SAPIENS. 4 Fatti curiosi e attuali dal nostro passato.
L’uomo è il prodotto della sua storia.
Conosciamo tutti Noah Harari — storico, filosofo e autore di “Sapiens”, un testo ultra affascinante in cui Noah ci fa riflettere su alcuni fatti curiosi che ci riguardano come specie.
Perché come specie siamo così unici? Quale è la nostra storia più profonda? Che cosa ci guida? Che cosa dovremmo recuperare?
Ci sono 4 fatti curiosi che rendono l’Homo Sapiens ciò che siamo oggi. Alcuni di questi ci suggeriscono atteggiamenti che dovremmo rievocare.
(1) Siamo crudeli perché siamo insicuri
Per milioni di anni gli esseri umani sono stati al centro della catena alimentare. Cacciavano piccoli predatori come uccelli e conigli. Poi, circa 100.000 anni fa, l’uomo fece improvvisamente un enorme passo avanti. Scoprì le armi e il fuoco e le strategie di caccia. Imparò ad uccidere quegli animali che erano in cima alla catena alimentare come i leoni, le tigri e gli orsi. Fu questa abilità a portarci dal centro alla cima della catena alimentare. Questa scalata però è stata così veloce che ha portato con sé alcuni problemi di adattamento. Se ci pensi bene, i leoni hanno impiegato centinaia di migliaia di anni per essere i Re della giungla. Secondo Harari, è proprio la velocità del nostro percorso a renderci “dei piccoli dittatori”: crudeli perché perdenti. Se vivessimo nella giungla con i leoni, privi di armi per difenderci, verremmo sbranati ed è questo rischio e pericolo che ci rende pieni di paure e ansie che intensificano la nostra pericolosità e violenza.
Visto come va il mondo a causa della violenza umana, forse sarebbe buona cosa tornare ad essere più docili. Non per forza essere al vertice della catena alimentare significa “vivere meglio”, soprattutto se questa scalata distrugge l’intera catena.
(2) Siamo imprenditori nati
Harari ci dice che gli esseri umani facevano un uso occasionale del fuoco già 800.000 anni fa, ma solo 300.000 anni fa abbiamo incominciato ad usarlo quotidianamente per fare luce, cucinare, costruire strumenti. Come persone siamo incredibilmente pieni di risorse.
A volte quello che ci manca è la scintilla. Abbiamo strumenti e informazioni che ci permetterebbero di inventare un “nuovo fuoco” ogni giorno, eppure ne facciamo un uso occasionale. Siamo nati imprenditori ma ci siamo abituati ad accontentarci ad un usare il coltello dalla parte del manico, così come, chi prima di noi, ci ha detto che si usava.

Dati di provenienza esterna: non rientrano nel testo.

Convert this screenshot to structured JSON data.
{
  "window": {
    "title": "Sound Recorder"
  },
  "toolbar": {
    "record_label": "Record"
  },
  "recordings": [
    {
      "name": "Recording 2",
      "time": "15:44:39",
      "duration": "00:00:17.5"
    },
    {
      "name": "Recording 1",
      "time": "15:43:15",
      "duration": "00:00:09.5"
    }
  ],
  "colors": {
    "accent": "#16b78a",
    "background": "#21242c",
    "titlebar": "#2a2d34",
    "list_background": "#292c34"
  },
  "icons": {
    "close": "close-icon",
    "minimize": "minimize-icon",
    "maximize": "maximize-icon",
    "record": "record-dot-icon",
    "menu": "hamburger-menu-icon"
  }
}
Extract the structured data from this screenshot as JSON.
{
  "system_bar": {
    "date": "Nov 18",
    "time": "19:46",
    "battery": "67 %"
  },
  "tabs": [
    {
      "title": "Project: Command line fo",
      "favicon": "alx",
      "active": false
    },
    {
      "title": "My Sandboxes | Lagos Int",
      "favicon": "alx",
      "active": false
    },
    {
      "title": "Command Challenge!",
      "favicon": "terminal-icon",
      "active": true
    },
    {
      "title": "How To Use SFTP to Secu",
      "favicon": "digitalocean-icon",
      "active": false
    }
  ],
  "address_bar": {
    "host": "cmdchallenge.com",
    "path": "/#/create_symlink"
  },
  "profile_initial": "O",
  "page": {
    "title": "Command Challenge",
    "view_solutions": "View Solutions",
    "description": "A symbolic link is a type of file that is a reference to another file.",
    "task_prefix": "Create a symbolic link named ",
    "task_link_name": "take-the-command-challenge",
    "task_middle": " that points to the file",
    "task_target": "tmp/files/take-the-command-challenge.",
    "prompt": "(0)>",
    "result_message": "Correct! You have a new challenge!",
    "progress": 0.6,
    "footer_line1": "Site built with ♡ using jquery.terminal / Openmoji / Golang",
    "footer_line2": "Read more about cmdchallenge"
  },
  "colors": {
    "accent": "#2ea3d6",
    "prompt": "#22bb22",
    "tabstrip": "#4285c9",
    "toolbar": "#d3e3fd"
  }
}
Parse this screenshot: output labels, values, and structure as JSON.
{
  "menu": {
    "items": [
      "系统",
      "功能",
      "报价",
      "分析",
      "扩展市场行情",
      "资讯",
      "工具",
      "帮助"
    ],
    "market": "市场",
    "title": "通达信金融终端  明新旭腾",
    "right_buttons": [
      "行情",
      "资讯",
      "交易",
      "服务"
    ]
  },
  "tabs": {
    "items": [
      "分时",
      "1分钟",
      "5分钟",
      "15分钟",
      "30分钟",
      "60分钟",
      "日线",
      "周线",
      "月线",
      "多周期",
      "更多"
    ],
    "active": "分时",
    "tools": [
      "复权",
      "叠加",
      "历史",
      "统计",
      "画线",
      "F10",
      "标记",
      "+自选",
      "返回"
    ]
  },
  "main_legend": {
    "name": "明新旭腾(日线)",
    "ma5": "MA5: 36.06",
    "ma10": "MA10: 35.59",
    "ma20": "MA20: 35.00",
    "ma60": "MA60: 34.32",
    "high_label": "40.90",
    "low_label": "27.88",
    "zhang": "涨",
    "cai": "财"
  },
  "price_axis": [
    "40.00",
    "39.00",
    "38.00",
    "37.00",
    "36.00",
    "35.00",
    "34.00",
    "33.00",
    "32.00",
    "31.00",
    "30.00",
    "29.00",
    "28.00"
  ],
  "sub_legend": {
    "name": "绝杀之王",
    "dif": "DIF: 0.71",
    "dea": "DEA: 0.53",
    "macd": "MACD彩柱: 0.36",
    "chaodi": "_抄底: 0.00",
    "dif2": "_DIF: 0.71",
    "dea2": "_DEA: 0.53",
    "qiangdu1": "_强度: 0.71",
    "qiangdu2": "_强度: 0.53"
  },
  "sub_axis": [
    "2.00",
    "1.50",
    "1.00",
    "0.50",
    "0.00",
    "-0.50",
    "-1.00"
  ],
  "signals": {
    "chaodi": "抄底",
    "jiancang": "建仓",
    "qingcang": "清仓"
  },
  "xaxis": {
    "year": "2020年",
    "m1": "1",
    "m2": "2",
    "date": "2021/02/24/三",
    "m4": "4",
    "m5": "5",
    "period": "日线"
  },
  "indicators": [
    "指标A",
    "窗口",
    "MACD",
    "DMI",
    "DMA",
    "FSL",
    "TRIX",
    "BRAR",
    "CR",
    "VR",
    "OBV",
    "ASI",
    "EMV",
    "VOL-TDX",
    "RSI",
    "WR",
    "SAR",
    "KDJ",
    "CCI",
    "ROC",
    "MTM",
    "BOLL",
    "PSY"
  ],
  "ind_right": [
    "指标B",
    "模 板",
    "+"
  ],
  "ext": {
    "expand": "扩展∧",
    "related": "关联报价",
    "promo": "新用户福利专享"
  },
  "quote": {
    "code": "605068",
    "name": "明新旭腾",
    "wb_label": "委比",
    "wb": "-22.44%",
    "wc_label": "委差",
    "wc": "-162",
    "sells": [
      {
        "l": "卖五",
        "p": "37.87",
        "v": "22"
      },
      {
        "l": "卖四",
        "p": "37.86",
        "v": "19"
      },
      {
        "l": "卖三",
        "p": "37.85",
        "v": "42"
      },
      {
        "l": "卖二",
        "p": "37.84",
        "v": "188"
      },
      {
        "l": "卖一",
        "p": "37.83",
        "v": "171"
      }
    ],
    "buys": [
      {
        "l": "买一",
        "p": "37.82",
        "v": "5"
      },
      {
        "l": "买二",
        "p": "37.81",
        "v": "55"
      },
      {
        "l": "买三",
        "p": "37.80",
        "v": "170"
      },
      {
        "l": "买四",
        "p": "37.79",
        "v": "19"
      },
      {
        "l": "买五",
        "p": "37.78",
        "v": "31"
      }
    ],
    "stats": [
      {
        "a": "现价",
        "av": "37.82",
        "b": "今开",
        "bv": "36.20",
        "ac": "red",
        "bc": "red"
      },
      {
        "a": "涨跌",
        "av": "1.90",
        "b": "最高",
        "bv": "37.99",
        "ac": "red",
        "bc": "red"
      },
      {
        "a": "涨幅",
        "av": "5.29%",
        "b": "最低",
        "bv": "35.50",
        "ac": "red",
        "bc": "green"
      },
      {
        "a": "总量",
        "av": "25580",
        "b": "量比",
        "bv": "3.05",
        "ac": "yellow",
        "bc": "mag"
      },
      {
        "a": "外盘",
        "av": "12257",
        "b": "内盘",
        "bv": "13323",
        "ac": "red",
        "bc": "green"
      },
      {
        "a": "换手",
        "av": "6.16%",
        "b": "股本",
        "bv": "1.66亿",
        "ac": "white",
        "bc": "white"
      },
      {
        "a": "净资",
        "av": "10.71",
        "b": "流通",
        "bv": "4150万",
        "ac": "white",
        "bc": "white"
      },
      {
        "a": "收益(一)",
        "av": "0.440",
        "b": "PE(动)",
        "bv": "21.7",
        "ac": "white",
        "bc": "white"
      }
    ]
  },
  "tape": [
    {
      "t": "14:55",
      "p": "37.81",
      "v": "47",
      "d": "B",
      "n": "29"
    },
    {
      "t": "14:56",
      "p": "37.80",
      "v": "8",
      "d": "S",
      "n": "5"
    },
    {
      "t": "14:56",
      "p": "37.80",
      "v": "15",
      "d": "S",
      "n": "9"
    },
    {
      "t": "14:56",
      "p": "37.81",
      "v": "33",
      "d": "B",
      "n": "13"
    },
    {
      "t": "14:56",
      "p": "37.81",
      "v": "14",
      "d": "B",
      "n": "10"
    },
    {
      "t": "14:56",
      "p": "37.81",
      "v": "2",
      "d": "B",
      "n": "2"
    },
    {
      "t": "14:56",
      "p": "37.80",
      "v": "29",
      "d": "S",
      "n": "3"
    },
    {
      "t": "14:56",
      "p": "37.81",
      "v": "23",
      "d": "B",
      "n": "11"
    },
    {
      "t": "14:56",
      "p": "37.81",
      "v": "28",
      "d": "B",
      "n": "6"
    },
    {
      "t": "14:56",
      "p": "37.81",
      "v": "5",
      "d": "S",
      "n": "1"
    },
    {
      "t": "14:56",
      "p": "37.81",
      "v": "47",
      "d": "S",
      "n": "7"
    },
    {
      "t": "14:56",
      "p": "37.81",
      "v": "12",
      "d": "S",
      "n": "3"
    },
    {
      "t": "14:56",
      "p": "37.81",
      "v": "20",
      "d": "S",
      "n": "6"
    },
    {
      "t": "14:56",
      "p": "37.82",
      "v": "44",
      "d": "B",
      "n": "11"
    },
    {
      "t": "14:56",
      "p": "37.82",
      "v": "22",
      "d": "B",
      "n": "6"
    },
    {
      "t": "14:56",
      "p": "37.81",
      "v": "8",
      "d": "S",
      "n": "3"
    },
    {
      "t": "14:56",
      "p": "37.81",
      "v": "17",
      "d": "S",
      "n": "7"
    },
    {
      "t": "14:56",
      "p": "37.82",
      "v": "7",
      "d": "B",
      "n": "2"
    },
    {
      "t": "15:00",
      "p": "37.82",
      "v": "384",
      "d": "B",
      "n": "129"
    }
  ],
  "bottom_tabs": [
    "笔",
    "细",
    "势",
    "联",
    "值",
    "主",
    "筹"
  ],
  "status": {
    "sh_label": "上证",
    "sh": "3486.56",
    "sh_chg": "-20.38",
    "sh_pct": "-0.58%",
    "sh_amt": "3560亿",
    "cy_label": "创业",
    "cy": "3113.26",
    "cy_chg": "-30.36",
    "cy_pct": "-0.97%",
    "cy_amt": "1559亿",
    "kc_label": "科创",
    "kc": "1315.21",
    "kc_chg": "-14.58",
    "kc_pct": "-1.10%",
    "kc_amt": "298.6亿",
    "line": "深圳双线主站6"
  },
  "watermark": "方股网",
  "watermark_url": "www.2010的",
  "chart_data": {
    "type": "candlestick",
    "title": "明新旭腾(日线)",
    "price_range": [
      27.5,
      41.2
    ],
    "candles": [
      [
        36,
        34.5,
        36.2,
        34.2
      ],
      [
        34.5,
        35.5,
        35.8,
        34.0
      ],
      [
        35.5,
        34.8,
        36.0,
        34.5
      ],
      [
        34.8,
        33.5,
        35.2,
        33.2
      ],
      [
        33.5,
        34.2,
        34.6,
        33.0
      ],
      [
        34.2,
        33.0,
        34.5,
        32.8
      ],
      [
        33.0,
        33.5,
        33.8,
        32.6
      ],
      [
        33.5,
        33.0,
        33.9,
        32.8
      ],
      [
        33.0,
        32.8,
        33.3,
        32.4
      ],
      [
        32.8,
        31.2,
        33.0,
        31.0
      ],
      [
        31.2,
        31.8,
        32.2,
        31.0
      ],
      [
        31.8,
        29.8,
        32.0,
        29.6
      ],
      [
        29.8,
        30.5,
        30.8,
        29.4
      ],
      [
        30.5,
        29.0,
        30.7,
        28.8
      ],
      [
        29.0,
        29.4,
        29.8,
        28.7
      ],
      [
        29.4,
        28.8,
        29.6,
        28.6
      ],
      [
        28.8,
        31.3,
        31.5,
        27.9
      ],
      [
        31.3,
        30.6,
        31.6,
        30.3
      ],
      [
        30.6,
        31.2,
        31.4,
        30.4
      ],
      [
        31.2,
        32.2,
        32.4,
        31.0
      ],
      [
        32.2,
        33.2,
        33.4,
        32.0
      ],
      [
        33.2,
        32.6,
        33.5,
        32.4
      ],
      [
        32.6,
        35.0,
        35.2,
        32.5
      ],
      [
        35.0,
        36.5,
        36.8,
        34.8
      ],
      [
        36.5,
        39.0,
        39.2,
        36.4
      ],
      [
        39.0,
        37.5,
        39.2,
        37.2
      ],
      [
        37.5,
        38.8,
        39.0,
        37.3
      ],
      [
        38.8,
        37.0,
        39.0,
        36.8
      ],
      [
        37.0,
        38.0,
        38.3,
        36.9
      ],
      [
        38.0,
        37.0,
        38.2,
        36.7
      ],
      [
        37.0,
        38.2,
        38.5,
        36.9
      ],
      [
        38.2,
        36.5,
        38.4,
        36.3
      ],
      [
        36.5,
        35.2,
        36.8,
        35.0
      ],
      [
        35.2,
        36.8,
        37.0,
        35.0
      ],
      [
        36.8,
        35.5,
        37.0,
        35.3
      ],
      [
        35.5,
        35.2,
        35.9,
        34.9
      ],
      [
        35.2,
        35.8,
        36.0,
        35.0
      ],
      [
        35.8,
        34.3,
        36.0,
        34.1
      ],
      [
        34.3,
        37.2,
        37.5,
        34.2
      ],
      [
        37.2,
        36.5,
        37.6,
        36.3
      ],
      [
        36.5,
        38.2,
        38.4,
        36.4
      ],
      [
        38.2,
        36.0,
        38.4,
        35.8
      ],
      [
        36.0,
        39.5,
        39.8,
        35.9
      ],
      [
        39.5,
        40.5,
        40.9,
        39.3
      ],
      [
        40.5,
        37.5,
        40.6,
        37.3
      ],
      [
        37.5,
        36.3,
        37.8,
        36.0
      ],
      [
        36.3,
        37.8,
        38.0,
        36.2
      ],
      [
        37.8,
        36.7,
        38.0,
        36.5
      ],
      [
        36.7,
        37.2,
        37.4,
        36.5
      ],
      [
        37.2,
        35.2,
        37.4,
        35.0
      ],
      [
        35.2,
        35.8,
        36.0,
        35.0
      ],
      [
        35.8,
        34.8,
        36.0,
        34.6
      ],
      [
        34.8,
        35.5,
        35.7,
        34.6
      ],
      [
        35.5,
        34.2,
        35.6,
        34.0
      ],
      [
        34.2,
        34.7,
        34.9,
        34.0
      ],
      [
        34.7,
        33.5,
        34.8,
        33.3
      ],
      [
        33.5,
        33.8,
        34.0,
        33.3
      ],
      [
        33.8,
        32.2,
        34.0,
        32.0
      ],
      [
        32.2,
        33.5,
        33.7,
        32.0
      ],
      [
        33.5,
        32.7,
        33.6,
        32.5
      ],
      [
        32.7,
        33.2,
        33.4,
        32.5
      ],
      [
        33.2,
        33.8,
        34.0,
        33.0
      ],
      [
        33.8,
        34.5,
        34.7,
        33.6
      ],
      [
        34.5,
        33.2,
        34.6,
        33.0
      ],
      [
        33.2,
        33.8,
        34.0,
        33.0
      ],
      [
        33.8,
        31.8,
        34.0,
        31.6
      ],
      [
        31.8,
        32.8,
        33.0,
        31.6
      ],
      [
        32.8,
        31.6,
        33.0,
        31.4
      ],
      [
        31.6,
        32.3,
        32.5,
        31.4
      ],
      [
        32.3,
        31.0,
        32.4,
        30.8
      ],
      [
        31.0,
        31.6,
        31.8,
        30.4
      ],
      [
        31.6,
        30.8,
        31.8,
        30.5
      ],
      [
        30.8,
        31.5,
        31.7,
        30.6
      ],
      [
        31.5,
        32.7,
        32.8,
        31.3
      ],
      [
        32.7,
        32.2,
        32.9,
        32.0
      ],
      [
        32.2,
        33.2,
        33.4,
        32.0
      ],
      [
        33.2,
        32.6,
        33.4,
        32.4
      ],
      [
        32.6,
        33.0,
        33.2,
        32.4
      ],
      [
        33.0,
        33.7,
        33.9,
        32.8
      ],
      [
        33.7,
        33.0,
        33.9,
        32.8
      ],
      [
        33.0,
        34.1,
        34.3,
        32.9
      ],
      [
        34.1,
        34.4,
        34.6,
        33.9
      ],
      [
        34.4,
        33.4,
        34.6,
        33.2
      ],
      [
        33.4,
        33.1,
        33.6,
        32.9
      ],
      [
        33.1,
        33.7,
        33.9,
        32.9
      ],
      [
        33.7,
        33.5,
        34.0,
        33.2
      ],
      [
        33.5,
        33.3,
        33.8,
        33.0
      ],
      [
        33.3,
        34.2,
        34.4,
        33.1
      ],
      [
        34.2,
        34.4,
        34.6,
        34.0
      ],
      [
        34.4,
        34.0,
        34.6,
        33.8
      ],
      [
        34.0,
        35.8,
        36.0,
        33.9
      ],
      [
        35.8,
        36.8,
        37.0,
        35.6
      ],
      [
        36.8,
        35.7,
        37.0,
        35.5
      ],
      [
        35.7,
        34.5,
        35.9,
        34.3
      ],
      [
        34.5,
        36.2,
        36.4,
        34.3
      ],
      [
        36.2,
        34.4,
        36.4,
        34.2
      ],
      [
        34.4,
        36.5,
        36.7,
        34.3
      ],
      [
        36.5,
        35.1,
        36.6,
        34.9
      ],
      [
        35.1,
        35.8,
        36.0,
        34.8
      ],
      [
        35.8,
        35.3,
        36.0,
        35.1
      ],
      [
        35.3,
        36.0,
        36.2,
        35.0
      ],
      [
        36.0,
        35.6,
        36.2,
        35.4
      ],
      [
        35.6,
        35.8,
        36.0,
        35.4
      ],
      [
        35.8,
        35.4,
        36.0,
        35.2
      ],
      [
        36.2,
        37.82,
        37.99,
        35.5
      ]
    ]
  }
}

(3) Parliamo per curiosità
Se ci chiediamo perché gli esseri umani parlano, Harari risponde: “per fare gossip”. La teoria del pettegolezzo sostiene che abbiamo sviluppato il linguaggio per parlare delle nostre relazioni, per ottenere informazioni necessarie a tenere traccia dell’evolvere dei nostri rapporti con gli altri. Avere informazioni su chi è affidabile e chi no era sinonimo di maggiori o minori probabilità di sopravvivenza. Non solo, comunicare è alla base della cooperazione che caratterizza le specie più evolute. Parliamo perché siamo curiosi: curiosi di scoprire chi ci aiuterà a crescere ed evolvere e chi, invece, ci pugnalerà alle spalle.
Con il gossip ci siamo lasciati sfuggire la mano al punto che oggi non esiste più “l’informazione attendibile” ma si può dire tutto il contrario di tutto. Risultato? Nulla è più credibile. Se le informazioni sugli altri sono così confuse si perde il vantaggio della comunicazione e cioè: la capacità di orientarci nel mondo.
(4) Abbiamo imparato a pensare il futuro
E’ difficile da credere ma non sempre l’essere umano è stato capace di “pensare al futuro”. Lo abbiamo imparato. E’ l’agricoltura che ce lo ha insegnato.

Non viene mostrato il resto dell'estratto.